The only thing left is what to call it. And, you know, actually diagramming it, producing and distributing it. Marketing it. Legal action when I get sued by both Moleskine(R) and Kate's Paperie. Aw, forget it! Who needs the aggravation?

Anything is worth the realization of the perfect notebook...

Update 3 June 2008: Ask, and the good people at MAKE shall provide!

Incorporation

Next week I'll be performing a show twice daily down at the World Financial Center, under the auspices of

The Women's Project

. The show is called

Corporate Carnival

, and is much as it sounds -- a sort of carnival (though more circus) celebration (though more satire) of corporate America (though more capitalist America at large). It will be performing in the

"Winter Garden" section

, May 14 - 16, showtimes at 1:00 and 7:00, and the 15th thrice, the previous times plus a 4:00. We earn our money over there at The Women's Project, fo' sho'.

The show itself is interesting to me for a return to collaborative creation and my status within it. I'm one of a sort of inconsequential chorus called "The Temps." We burst through between main acts with commercial-like interruptions, and supplement the other actors' "scenes." We're also on stage even when we're "backstage," owing to the nature of our staging the show in an open area, and we're all responsible for developing a "greenshow" act. Greenshow acts are sort of a roving warm-up before the main stage begins, especially useful in this format because they get people's attention by adhering to a busking style. So we're doing all that (see above "fo' sho'"), but our additions to the show itself are not necessarily especially skilled. I'm stilting for one commercial, but for the most part the Temps' contributions aren't particularly physically demanding. In spite of the many circumstantial similarities between this project and the work of

Cirque Boom

and

Kirkos

(particularly Cirque Boom's

Circus of Vices and Virtues

, in which I played a stilt-walking businessman), they're very different in that regard.
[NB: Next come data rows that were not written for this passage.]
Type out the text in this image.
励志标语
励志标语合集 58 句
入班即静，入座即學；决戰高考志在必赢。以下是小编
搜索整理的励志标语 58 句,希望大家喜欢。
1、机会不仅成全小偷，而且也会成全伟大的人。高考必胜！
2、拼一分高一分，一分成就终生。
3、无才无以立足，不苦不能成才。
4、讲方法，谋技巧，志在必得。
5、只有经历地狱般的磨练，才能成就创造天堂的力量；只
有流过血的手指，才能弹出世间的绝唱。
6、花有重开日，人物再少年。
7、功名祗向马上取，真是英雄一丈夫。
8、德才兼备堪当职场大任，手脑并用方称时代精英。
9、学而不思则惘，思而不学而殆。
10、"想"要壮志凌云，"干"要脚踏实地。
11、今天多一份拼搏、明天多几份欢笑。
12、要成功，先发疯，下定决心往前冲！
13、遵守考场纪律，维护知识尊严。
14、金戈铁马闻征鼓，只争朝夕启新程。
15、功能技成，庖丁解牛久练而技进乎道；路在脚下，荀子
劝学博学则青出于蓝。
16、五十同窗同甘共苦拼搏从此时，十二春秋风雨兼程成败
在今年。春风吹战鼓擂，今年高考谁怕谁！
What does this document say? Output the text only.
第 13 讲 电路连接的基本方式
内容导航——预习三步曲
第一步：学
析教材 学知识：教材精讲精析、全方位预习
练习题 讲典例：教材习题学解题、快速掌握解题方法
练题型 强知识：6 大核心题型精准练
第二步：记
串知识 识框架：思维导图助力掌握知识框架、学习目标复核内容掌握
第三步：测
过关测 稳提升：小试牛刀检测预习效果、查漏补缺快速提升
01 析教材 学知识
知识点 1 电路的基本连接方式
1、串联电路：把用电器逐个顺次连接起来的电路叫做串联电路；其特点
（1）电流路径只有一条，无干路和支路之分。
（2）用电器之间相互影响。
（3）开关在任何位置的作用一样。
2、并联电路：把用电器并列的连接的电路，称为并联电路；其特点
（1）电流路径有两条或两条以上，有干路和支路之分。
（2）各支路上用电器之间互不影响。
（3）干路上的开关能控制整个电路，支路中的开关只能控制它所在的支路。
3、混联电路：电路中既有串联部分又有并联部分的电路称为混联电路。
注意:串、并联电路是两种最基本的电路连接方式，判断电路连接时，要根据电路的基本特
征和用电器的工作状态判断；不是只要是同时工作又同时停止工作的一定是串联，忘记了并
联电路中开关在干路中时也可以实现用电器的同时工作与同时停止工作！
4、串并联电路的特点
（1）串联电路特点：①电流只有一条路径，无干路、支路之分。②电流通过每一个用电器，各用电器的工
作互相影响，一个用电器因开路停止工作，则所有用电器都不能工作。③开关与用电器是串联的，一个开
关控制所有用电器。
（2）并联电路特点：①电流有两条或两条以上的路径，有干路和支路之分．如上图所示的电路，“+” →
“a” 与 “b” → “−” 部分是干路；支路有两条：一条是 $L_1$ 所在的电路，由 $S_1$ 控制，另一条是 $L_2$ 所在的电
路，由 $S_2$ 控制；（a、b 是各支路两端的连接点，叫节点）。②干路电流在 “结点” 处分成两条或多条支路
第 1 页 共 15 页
I've had to create a lot of self-generated output recently. So much, in fact, that today I began to worry for the first time if I wasn't just recycling and regurgitating. This is due in part to hammering out an outline for a potential performance piece (pah pah pah) for Italy, under the auspices of

Zuppa del Giorno

. I took the three archetypal clowns we portrayed in

Silent Lives

, and bits and sequences from all our shows (Zuppa-related or no), added a dash of some of my favorite stage conventions and voilà! A . . . show! Of sorts! I kind of hate it! But the idea is that we'll all get into a room together soon (somehow) and develop it, or something that doesn't resemble it in the slightest. Not sure which one I'm hoping for at this point.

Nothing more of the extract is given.